Nella pattuizione privata tra inquilino e proprietario per fissare il canone reale d'affitto può ravvisarsi un abuso del diritto

Pubblicato il 04 gennaio 2014 La Terza sezione civile di Cassazione, con ordinanza interlocutoria n. 37 depositata il 3 gennaio 2014, ha rimesso al Primo presidente, per l'eventuale trasmissione alle Sezioni unite, una questine sorta nell'ambito di una causa civile sulla validità degli accordi privati tra locatore e conduttore di immobili per fissare il canone reale d'affitto differenziandolo da quello registrato.

I giudici della Terza sezione, in particolare, hanno ravvisato la necessità di superare l'orientamento interpretativo delineato dalla Cassazione medesima con la sentenza n. 16089 del 2003 secondo cui l'ulteriore scrittura privata tra le parti sarebbe valida e vincolante non rilevando, nei rapporti tra le parti, la totale omissione dell'adempimento fiscale.

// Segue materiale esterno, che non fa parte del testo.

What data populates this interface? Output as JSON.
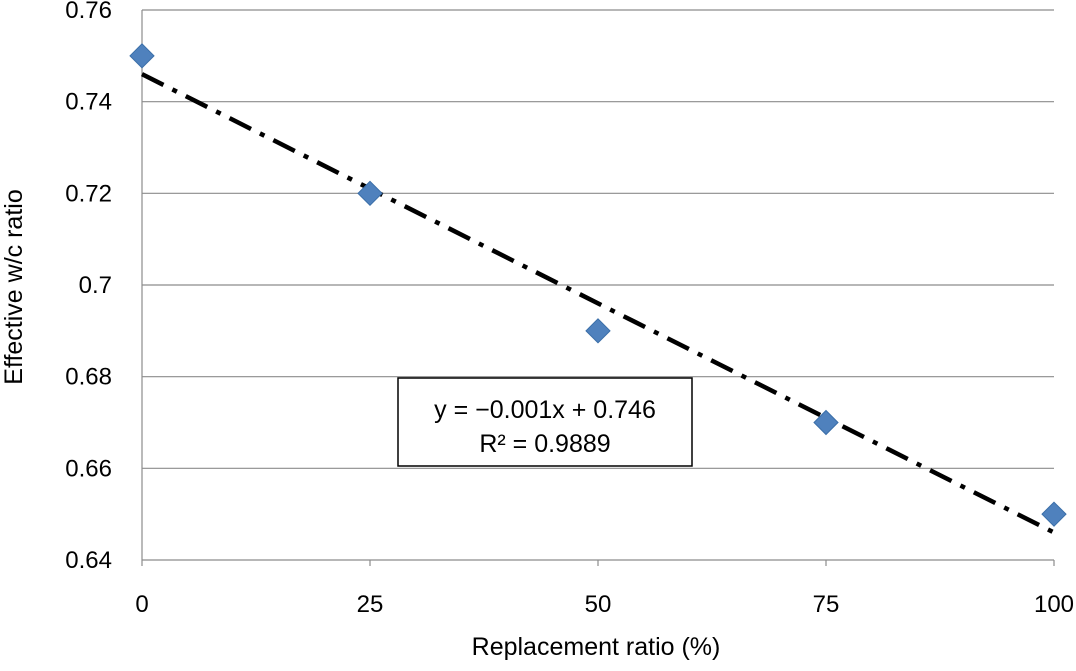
{
  "chart_data": {
    "type": "scatter",
    "title": "",
    "xlabel": "Replacement ratio (%)",
    "ylabel": "Effective w/c ratio",
    "xlim": [
      0,
      100
    ],
    "ylim": [
      0.64,
      0.76
    ],
    "x_ticks": [
      "0",
      "25",
      "50",
      "75",
      "100"
    ],
    "y_ticks": [
      "0.64",
      "0.66",
      "0.68",
      "0.7",
      "0.72",
      "0.74",
      "0.76"
    ],
    "grid": "horizontal",
    "series": [
      {
        "points": [
          {
            "x": 0,
            "y": 0.75
          },
          {
            "x": 25,
            "y": 0.72
          },
          {
            "x": 50,
            "y": 0.69
          },
          {
            "x": 75,
            "y": 0.67
          },
          {
            "x": 100,
            "y": 0.65
          }
        ],
        "color": "#4f81bd",
        "marker": "diamond"
      }
    ],
    "trendline": {
      "kind": "linear",
      "slope": -0.001,
      "intercept": 0.746,
      "x_range": [
        0,
        100
      ],
      "style": "dash-dot",
      "color": "#000000",
      "equation": "y = −0.001x + 0.746",
      "r2_label": "R² = 0.9889"
    }
  }
}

Secondo la Corte, infatti, occorrerebbe tenere conto dell'evoluzione interpretativa di legittimità successivamente maturata in tema di causa concreta del contratto e abuso del diritto.

Ciò che sarebbe opportuno evitare – si legge nel testo dell'ordinanza – è la sussistenza di un contrasto come quello evidenziato che, in una materia connotata dalla diffusissima contrattazione e caratterizzata da un'accentuata litigiosità, sarebbe “potenzialmente foriero di disorientanti oscillazioni interpretative che potrebbero conseguirne”.

La pattuizione privata tra inquilino e proprietario per fissare il canone reale d'affitto, infatti, potrebbe ben costituire un comportamento elusivo della pretesa fiscale che rientra a pieno titolo nel concetto di abuso del diritto.